Tennessee Gov. Bill Haslam, R-Tenn., didn't reject the plan outright. But he has proposed changes in the Medicaid expansion for TennCare that the federal government has yet to approve. Haslam wants participants to pay a bigger share of the health care bill to make them more cost conscious and to include other cost-saving measures he says would help both the state and federal governments. The governor acknowledges that he probably won't secure federal approval for his suggested plan by the start of next year when the Medicaid expansion will begin in a majority of other states.

Currently, 26 states have agreed to participate in the Medicaid expansion, 13 will not participate (including Georgia and Alabama) and the other 11 states either have yet to decide or are still negotiating for changes in the program.

Most Tennessee Republican lawmakers oppose what they see as a massive government intrusion into one of the biggest parts of the private economy and question whether Obamacare will cut costs for many people.

In March, Haslam announced his decision to pursue an amended Medicaid expansion program, which appeared to thread between many of his GOP colleagues who want no part of Obamacare and supporters of the TennCare expansion who still worry about its cost and long-range viability if many more people are put on its rolls.

The new health care reform law mandates that individuals buy health insurance and that health insurers provide an array of health care coverage regardless of a person's pre-existing conditions. The new law will provide subsidies for people to buy a plan through the health exchanges and, in many states, will expand Medicaid benefits to more individuals and families.

But some limited benefit plans, including the government-subsidized CoverTN plan, won't meet the new standards and are being phased out this fall.

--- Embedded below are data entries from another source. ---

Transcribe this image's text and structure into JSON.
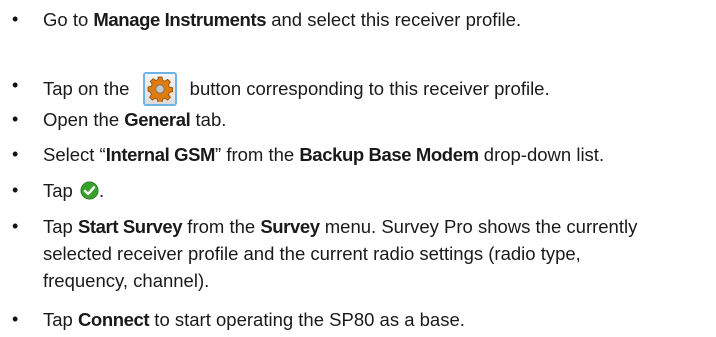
{
  "bullet_char": "•",
  "colors": {
    "text": "#1a1a1a",
    "gear_button_border": "#6db3e6",
    "gear_orange": "#e07b10",
    "check_green": "#3aa12e"
  },
  "icons": {
    "gear": "gear-icon",
    "check": "checkmark-icon"
  },
  "steps": [
    {
      "pre": "Go to ",
      "b1": "Manage Instruments",
      "post": " and select this receiver profile."
    },
    {
      "pre": "Tap on the ",
      "post": " button corresponding to this receiver profile."
    },
    {
      "pre": "Open the ",
      "b1": "General",
      "post": " tab."
    },
    {
      "pre": "Select “",
      "b1": "Internal GSM",
      "mid": "” from the ",
      "b2": "Backup Base Modem",
      "post": " drop-down list."
    },
    {
      "pre": "Tap ",
      "post": "."
    },
    {
      "pre": "Tap ",
      "b1": "Start Survey",
      "mid": " from the ",
      "b2": "Survey",
      "post": " menu. Survey Pro shows the currently selected receiver profile and the current radio settings (radio type, frequency, channel)."
    },
    {
      "pre": "Tap ",
      "b1": "Connect",
      "post": " to start operating the SP80 as a base."
    }
  ]
}
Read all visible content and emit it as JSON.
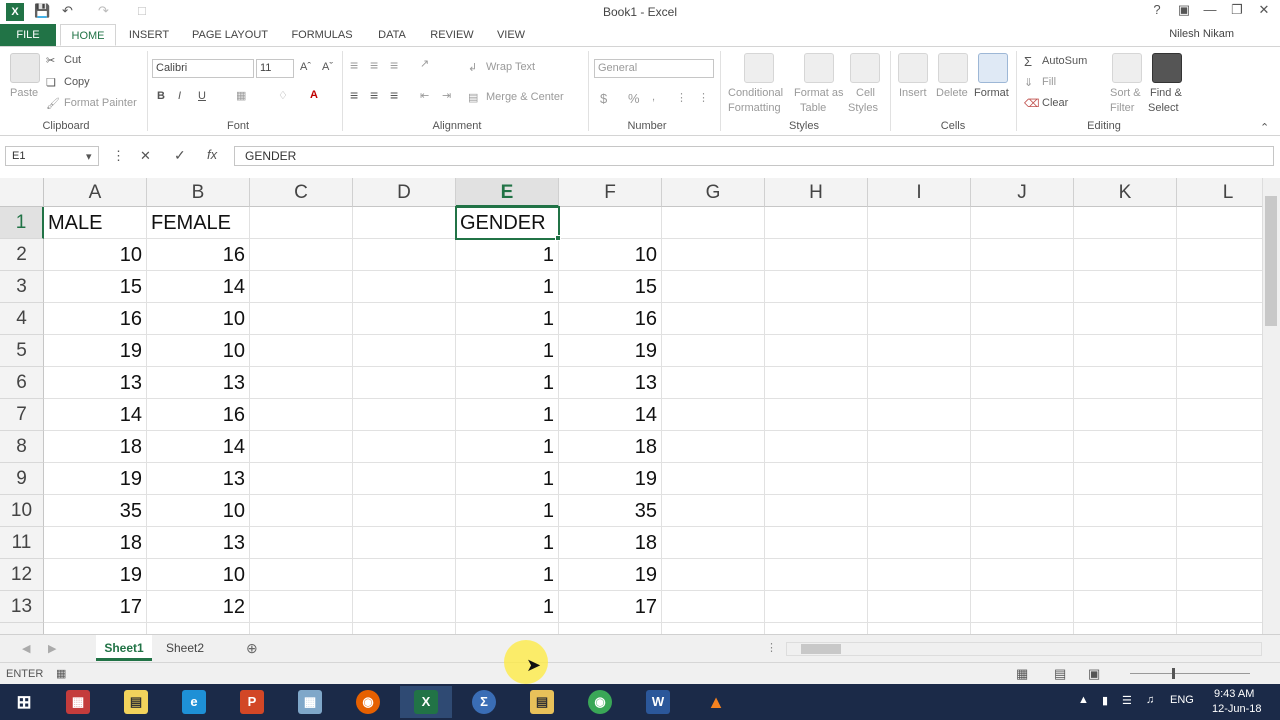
{
  "window": {
    "title": "Book1 - Excel",
    "user_name": "Nilesh Nikam"
  },
  "tabs": [
    "FILE",
    "HOME",
    "INSERT",
    "PAGE LAYOUT",
    "FORMULAS",
    "DATA",
    "REVIEW",
    "VIEW"
  ],
  "active_tab": "HOME",
  "ribbon": {
    "clipboard": {
      "label": "Clipboard",
      "paste": "Paste",
      "cut": "Cut",
      "copy": "Copy",
      "format_painter": "Format Painter"
    },
    "font": {
      "label": "Font",
      "name": "Calibri",
      "size": "11",
      "bold": "B",
      "italic": "I",
      "underline": "U"
    },
    "alignment": {
      "label": "Alignment",
      "wrap_text": "Wrap Text",
      "merge_center": "Merge & Center"
    },
    "number": {
      "label": "Number",
      "format": "General",
      "currency": "$",
      "percent": "%"
    },
    "styles": {
      "label": "Styles",
      "conditional": "Conditional",
      "conditional2": "Formatting",
      "format_as": "Format as",
      "format_as2": "Table",
      "cell": "Cell",
      "cell2": "Styles"
    },
    "cells": {
      "label": "Cells",
      "insert": "Insert",
      "delete": "Delete",
      "format": "Format"
    },
    "editing": {
      "label": "Editing",
      "autosum": "AutoSum",
      "fill": "Fill",
      "clear": "Clear",
      "sort": "Sort &",
      "sort2": "Filter",
      "find": "Find &",
      "find2": "Select"
    }
  },
  "formula_bar": {
    "name_box": "E1",
    "fx": "fx",
    "content": "GENDER"
  },
  "grid": {
    "columns": [
      "A",
      "B",
      "C",
      "D",
      "E",
      "F",
      "G",
      "H",
      "I",
      "J",
      "K",
      "L"
    ],
    "selected_column": "E",
    "rows": [
      {
        "n": "1",
        "A": "MALE",
        "B": "FEMALE",
        "E": "GENDER",
        "F": ""
      },
      {
        "n": "2",
        "A": "10",
        "B": "16",
        "E": "1",
        "F": "10"
      },
      {
        "n": "3",
        "A": "15",
        "B": "14",
        "E": "1",
        "F": "15"
      },
      {
        "n": "4",
        "A": "16",
        "B": "10",
        "E": "1",
        "F": "16"
      },
      {
        "n": "5",
        "A": "19",
        "B": "10",
        "E": "1",
        "F": "19"
      },
      {
        "n": "6",
        "A": "13",
        "B": "13",
        "E": "1",
        "F": "13"
      },
      {
        "n": "7",
        "A": "14",
        "B": "16",
        "E": "1",
        "F": "14"
      },
      {
        "n": "8",
        "A": "18",
        "B": "14",
        "E": "1",
        "F": "18"
      },
      {
        "n": "9",
        "A": "19",
        "B": "13",
        "E": "1",
        "F": "19"
      },
      {
        "n": "10",
        "A": "35",
        "B": "10",
        "E": "1",
        "F": "35"
      },
      {
        "n": "11",
        "A": "18",
        "B": "13",
        "E": "1",
        "F": "18"
      },
      {
        "n": "12",
        "A": "19",
        "B": "10",
        "E": "1",
        "F": "19"
      },
      {
        "n": "13",
        "A": "17",
        "B": "12",
        "E": "1",
        "F": "17"
      }
    ]
  },
  "sheets": [
    "Sheet1",
    "Sheet2"
  ],
  "active_sheet": "Sheet1",
  "status": {
    "mode": "ENTER"
  },
  "taskbar": {
    "apps": [
      "windows-logo",
      "archive-icon",
      "notepad-icon",
      "internet-explorer-icon",
      "powerpoint-icon",
      "calculator-icon",
      "firefox-icon",
      "excel-icon",
      "math-icon",
      "file-explorer-icon",
      "chrome-icon",
      "word-icon",
      "vlc-icon"
    ],
    "language": "ENG",
    "time": "9:43 AM",
    "date": "12-Jun-18"
  },
  "colors": {
    "excel_green": "#217346",
    "taskbar": "#1b2a48"
  }
}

CoverTN, which was created in 2006 as a lower-cost alternative for many Tennesseans, has a $25,000 annual limit on benefits and does not cover all the services required by the federal law.

U.S. Sen. Lamar Alexander, R-Tenn., the senior Republican on the U.S. Senate Health Committee, wants Obamacare repealed. He said the Affordable Care Act "has destroyed an innovative state health insurance plan that is helping 16,000 Tennesseans afford health care coverage."

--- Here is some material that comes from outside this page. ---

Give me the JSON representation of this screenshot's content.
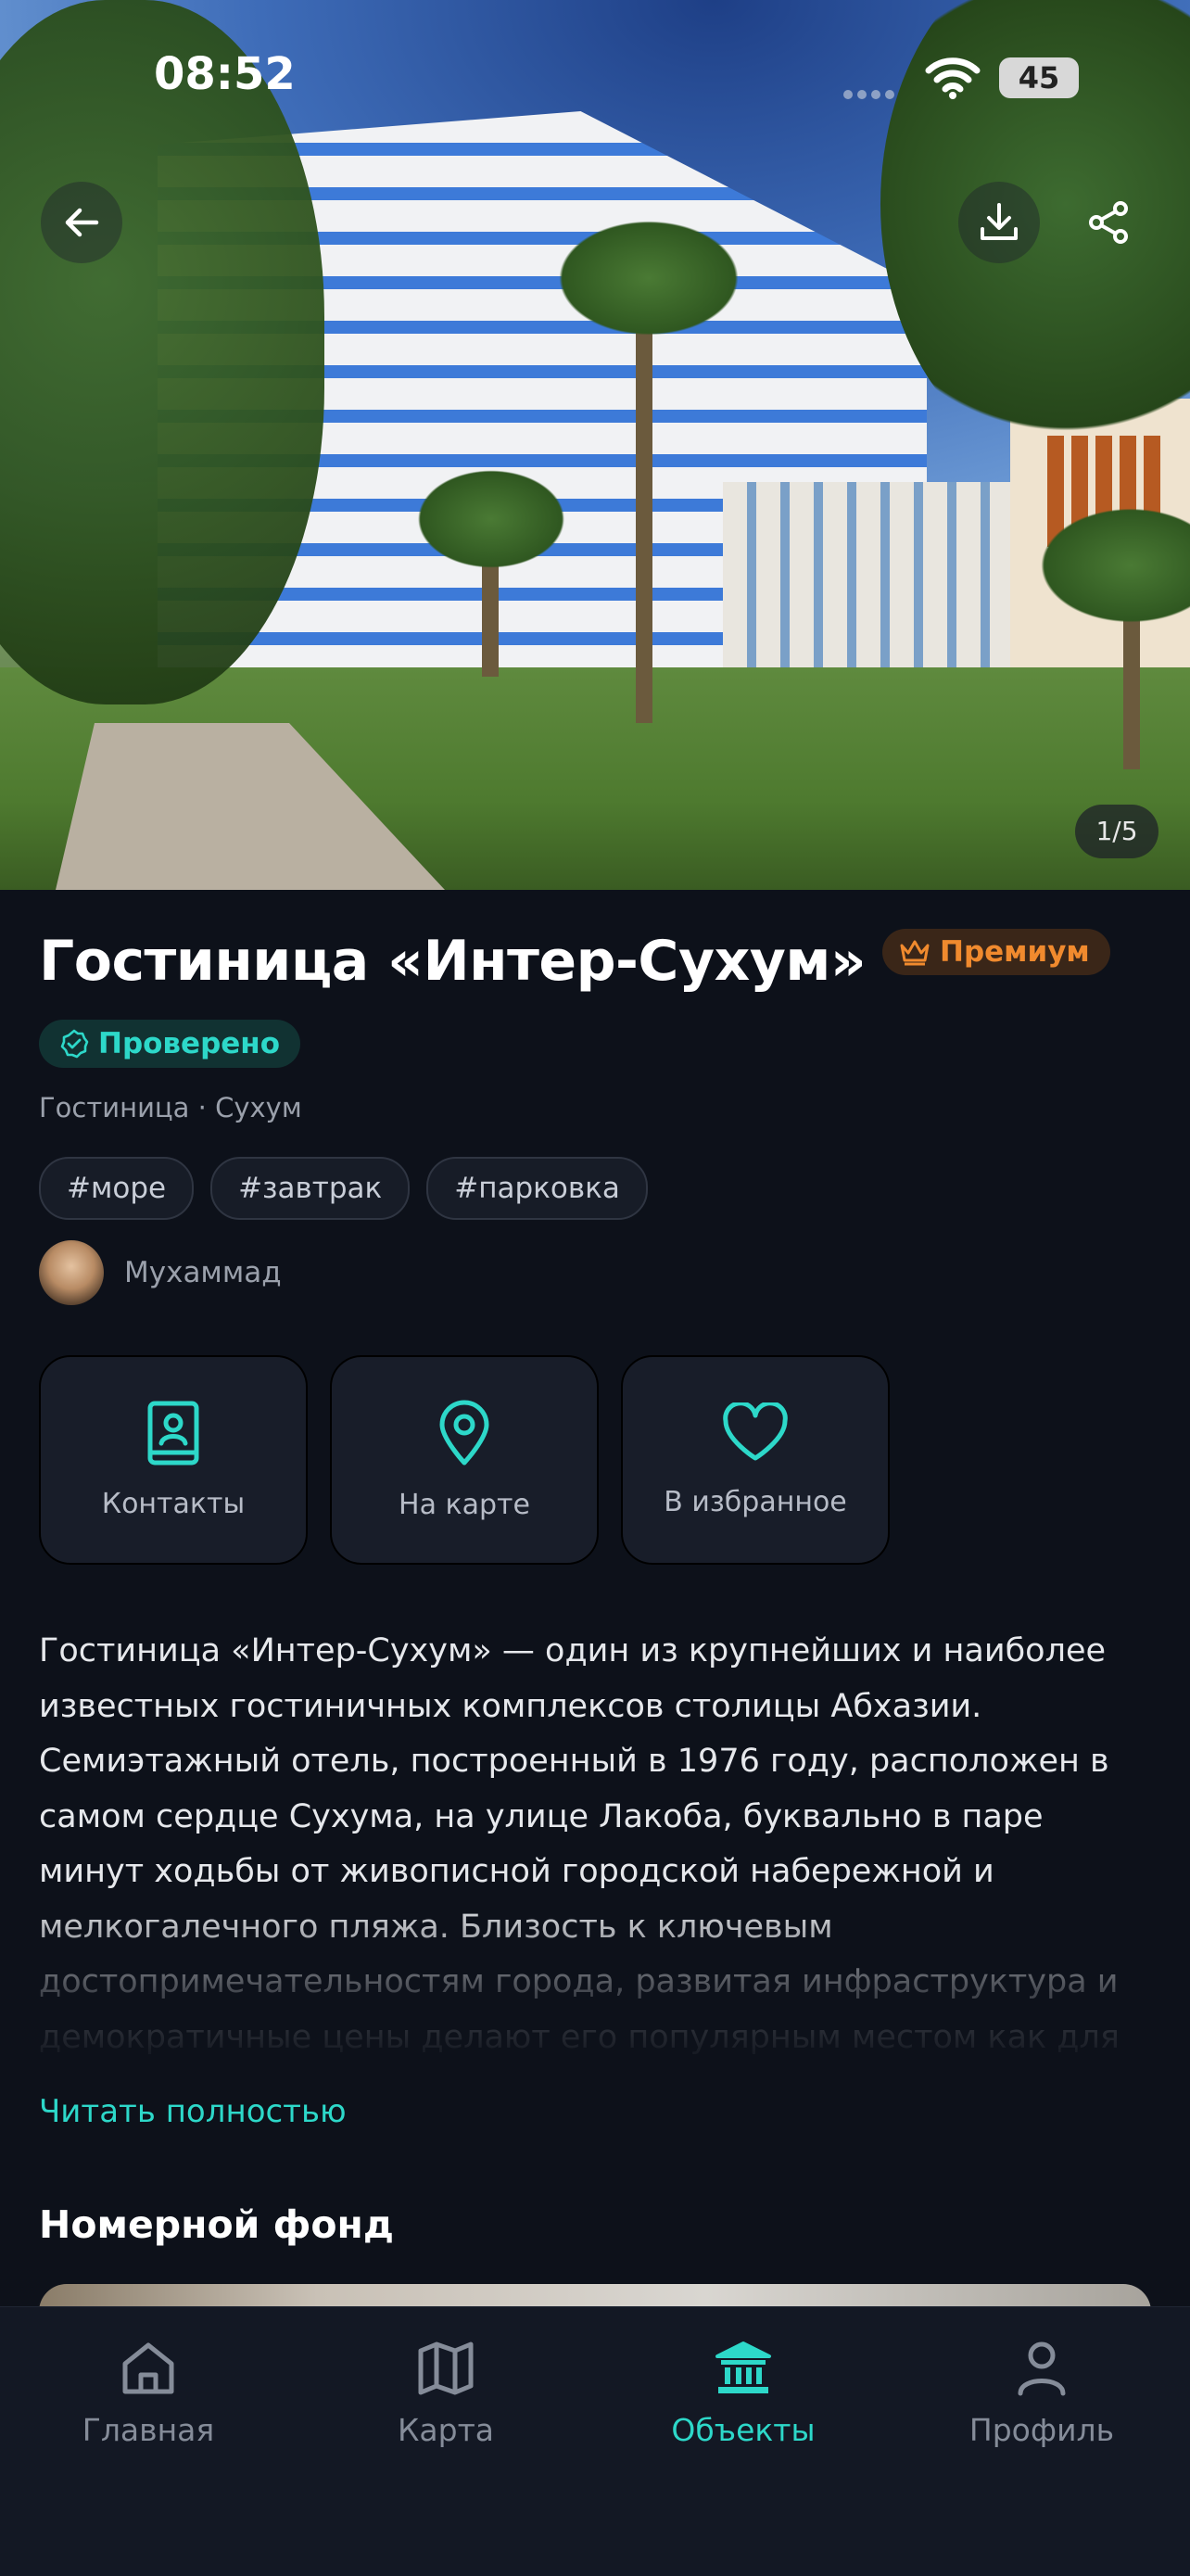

"Like all Americans, these Tennesseans (using CoverTN) were promised by President Obama that under his health care law they'd keep their coverage, but they will likely be forced by the law into the Obamacare exchanges, where the affordability of health insurance, security of their personal information and ability of doctors to take new patients are all in question," Alexander said.

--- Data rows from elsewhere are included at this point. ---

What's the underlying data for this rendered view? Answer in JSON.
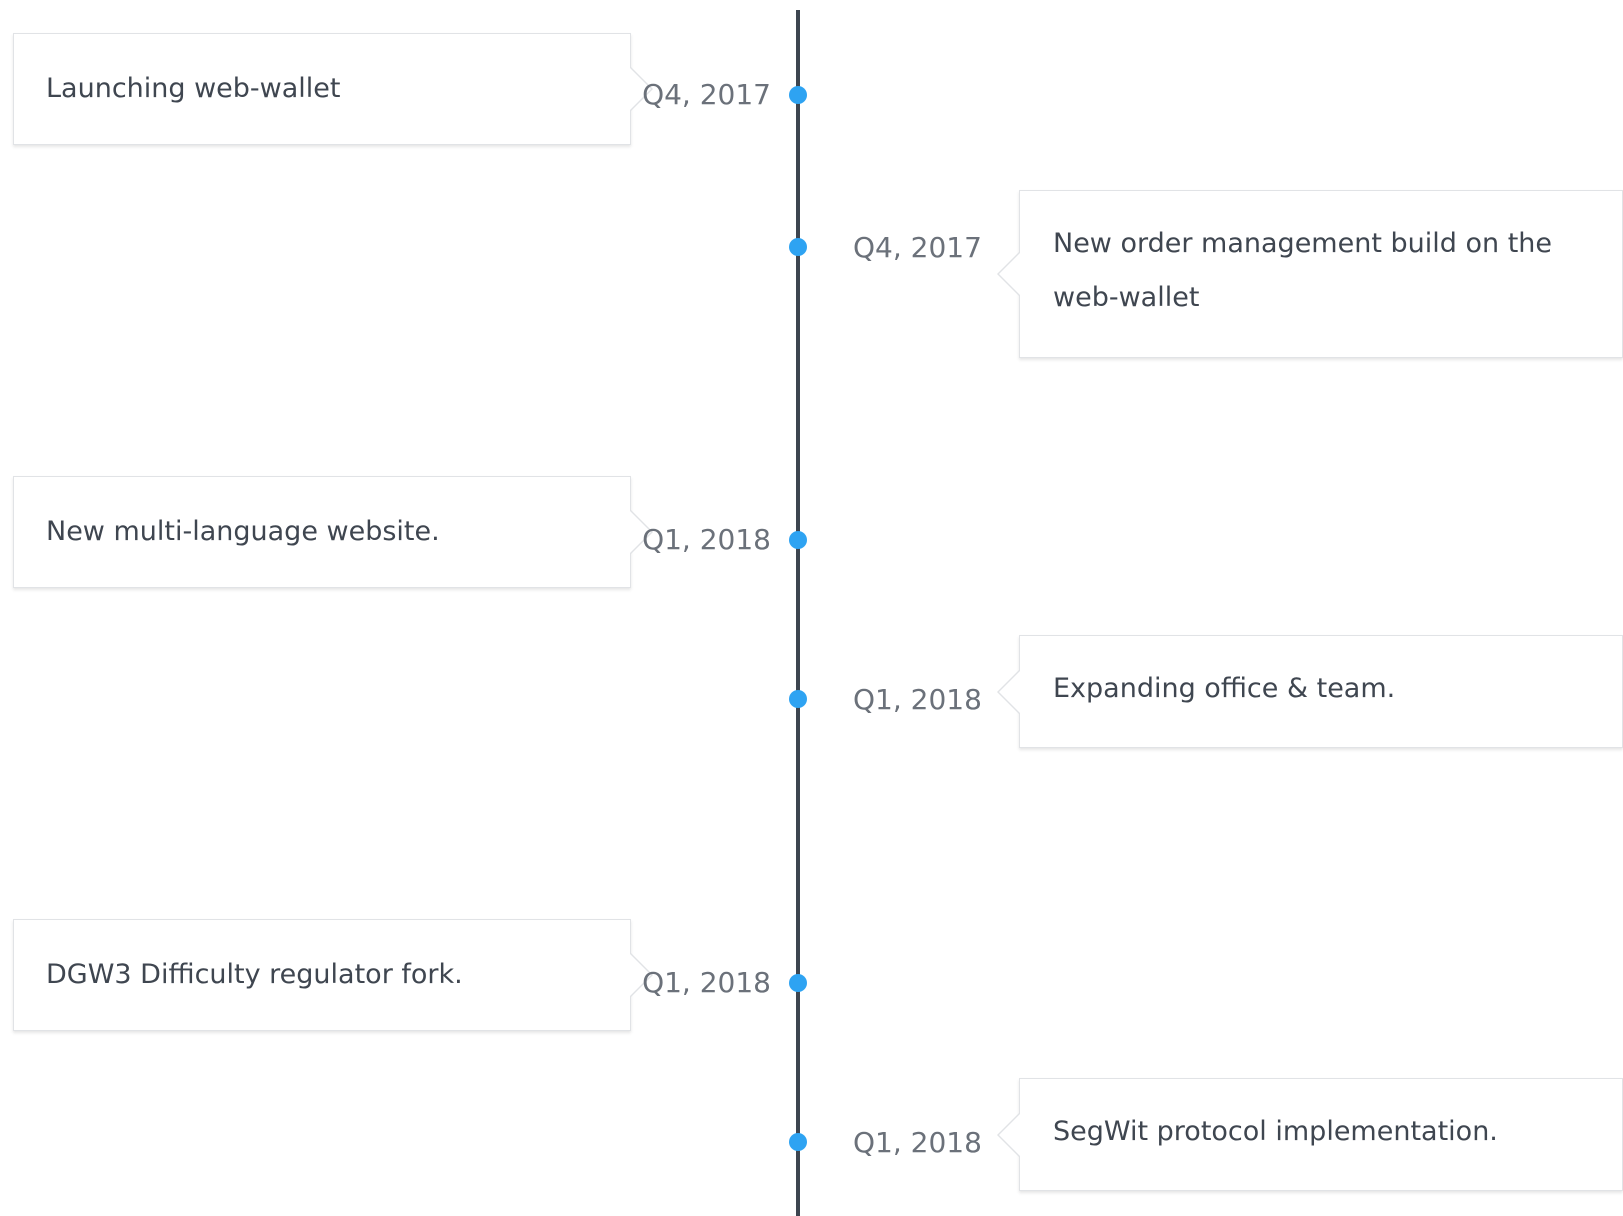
{
  "timeline": {
    "events": [
      {
        "date": "Q4, 2017",
        "text": "Launching web-wallet",
        "side": "left"
      },
      {
        "date": "Q4, 2017",
        "text": "New order management build on the web-wallet",
        "side": "right"
      },
      {
        "date": "Q1, 2018",
        "text": "New multi-language website.",
        "side": "left"
      },
      {
        "date": "Q1, 2018",
        "text": "Expanding office & team.",
        "side": "right"
      },
      {
        "date": "Q1, 2018",
        "text": "DGW3 Difficulty regulator fork.",
        "side": "left"
      },
      {
        "date": "Q1, 2018",
        "text": "SegWit protocol implementation.",
        "side": "right"
      }
    ]
  },
  "colors": {
    "axis": "#3d4550",
    "dot": "#2ea3f2",
    "card_border": "#e1e3e6",
    "card_text": "#3f4650",
    "date_text": "#6b717a"
  }
}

But the head of the state's primary physicians group contends that better alternatives to the limited benefit CoverTN plan would be an expanded Medicaid program and subsidies for most of those on the new health exchanges being introduced next month.

"How is it that the lowest-income people get nothing? Well, that's not the way the law was written and not [what] we need in Tennessee," said Dr. Chris Young, a Chattanooga anesthesiologist who is chairman of the Tennessee Medical Society.

Young said his group in April voted to support Haslam in his bid to gain federal approval for what the governor claims would be a more cost-conscious Medicaid program. But Young says the doctors are building a new coalition and, barring an unexpected approval soon by the Obama White House of the recommended Affordable Care Act changes, he anticipates a strong appeal for Tennessee to expand its Medicaid program.

"Just because we haven't got anything yet doesn't mean we won't get anything in the future," Young said. "We intend to work very hard to address this issue next year."